L'auteur de ces lignes a déjà publié une série d'articles sur "La métaphysique de la civilisation russe". Le mot clé ici est "métaphysique", dans le sens que lui donnait le philosophe allemand Martin Heidegger: "La métaphysique est l'ultime questionnement"… Mais à chaque question, il doit y avoir des réponses. Et de notre point de vue, si l'essence de la métaphysique est "l'ultime questionnement" alors la philosophie, dans l'idéal, est l'ensemble des "ultimes réponses".

Malheureusement, dans la philosophie moderne — qui semble à la fois post-kantienne,
post-marxiste et postpositiviste — il y a encore plus de questions et encore moins de réponses. Cela s'explique, sans doute, par le fait que dans la seconde moitié du XXe siècle la philosophie s'est transformée en "métaphysique philosophante", où le questionnement et la variabilité des réponses — pas même des réponses, mais des interprétations — sont devenus la norme.

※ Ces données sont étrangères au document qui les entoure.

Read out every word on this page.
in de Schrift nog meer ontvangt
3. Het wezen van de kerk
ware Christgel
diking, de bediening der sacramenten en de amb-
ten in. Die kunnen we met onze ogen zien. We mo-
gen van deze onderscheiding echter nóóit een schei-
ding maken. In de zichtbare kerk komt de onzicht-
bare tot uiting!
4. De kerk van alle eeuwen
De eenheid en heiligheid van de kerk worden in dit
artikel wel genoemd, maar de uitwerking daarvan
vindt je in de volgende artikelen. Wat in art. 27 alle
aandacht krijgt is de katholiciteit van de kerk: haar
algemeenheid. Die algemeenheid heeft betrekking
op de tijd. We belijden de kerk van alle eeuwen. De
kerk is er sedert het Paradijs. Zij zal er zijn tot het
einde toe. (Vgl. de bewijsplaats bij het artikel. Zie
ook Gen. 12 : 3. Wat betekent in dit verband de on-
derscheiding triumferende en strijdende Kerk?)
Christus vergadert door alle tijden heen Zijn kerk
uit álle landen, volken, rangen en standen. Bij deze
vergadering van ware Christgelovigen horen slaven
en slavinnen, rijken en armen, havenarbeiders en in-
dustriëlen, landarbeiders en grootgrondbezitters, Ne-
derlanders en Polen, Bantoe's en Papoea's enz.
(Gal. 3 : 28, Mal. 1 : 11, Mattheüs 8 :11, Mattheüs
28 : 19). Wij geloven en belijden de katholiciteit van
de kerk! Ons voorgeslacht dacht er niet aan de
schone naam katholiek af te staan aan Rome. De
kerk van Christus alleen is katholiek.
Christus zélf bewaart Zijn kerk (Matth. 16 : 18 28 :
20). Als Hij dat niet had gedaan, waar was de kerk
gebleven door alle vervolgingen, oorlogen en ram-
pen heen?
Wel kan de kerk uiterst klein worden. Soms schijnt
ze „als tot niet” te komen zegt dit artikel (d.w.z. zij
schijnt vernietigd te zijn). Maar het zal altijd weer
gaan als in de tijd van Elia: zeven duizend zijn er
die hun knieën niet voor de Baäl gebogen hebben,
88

Le philosophe russe Alexandre Zinoviev a été le premier à soumettre à l'analyse critique la notion de "norme" en se basant sur les lois de la logique formelle. (Il suffit de se rappeler les dialogues des célèbres "Hauteurs béantes" de Zinoviev sur le "normal"). Il a également tenté de faire sortir la philosophie moderne, au moins la philosophie post-soviétique sociale et politique, de son état paranormal métaphysique, en concrétisant et en accentuant jusqu'à la limite ce "questionnement ultime", en redonnant à cette philosophie un caractère public et une grande importance sociale. Par conséquent, les représentants de la pensée sociale et politique russe moderne, conformément à la tradition réétablie par Zinoviev, n'ont plus le droit d'abuser de la métaphysique et de la scolastique et sont obligés de chercher des réponses aux questions de plus en plus nombreuses d'un présent de plus en plus confus.

En principe, Alexandre Zinoviev, post-marxiste cohérent, pensait et agissait selon le postulat essentiel de Karl Marx, énoncé dans son célèbre ouvrage Thèse sur Feuerbach: "Jusqu'à présent, les philosophes expliquaient le monde, alors que leur but est de le changer." (À propos, il y aura 60 ans dans quelques jours, le 24 septembre, Alexandre Zinoviev a soutenu sa thèse sur Le Capital de Marx justement, et plus précisément sur le rapport de "l'abstrait et du métaphysique" avec le "concret"). Une introduction longue — de Heidegger à Zinoviev — nous a été nécessaire pour justifier la thèse suivante: le passage de l'explication du monde à l'action concrète pour le rectifier est le passage de la science à l'idéologie même, et de là à une pratique sociale et politique fondamentalement nouvelle.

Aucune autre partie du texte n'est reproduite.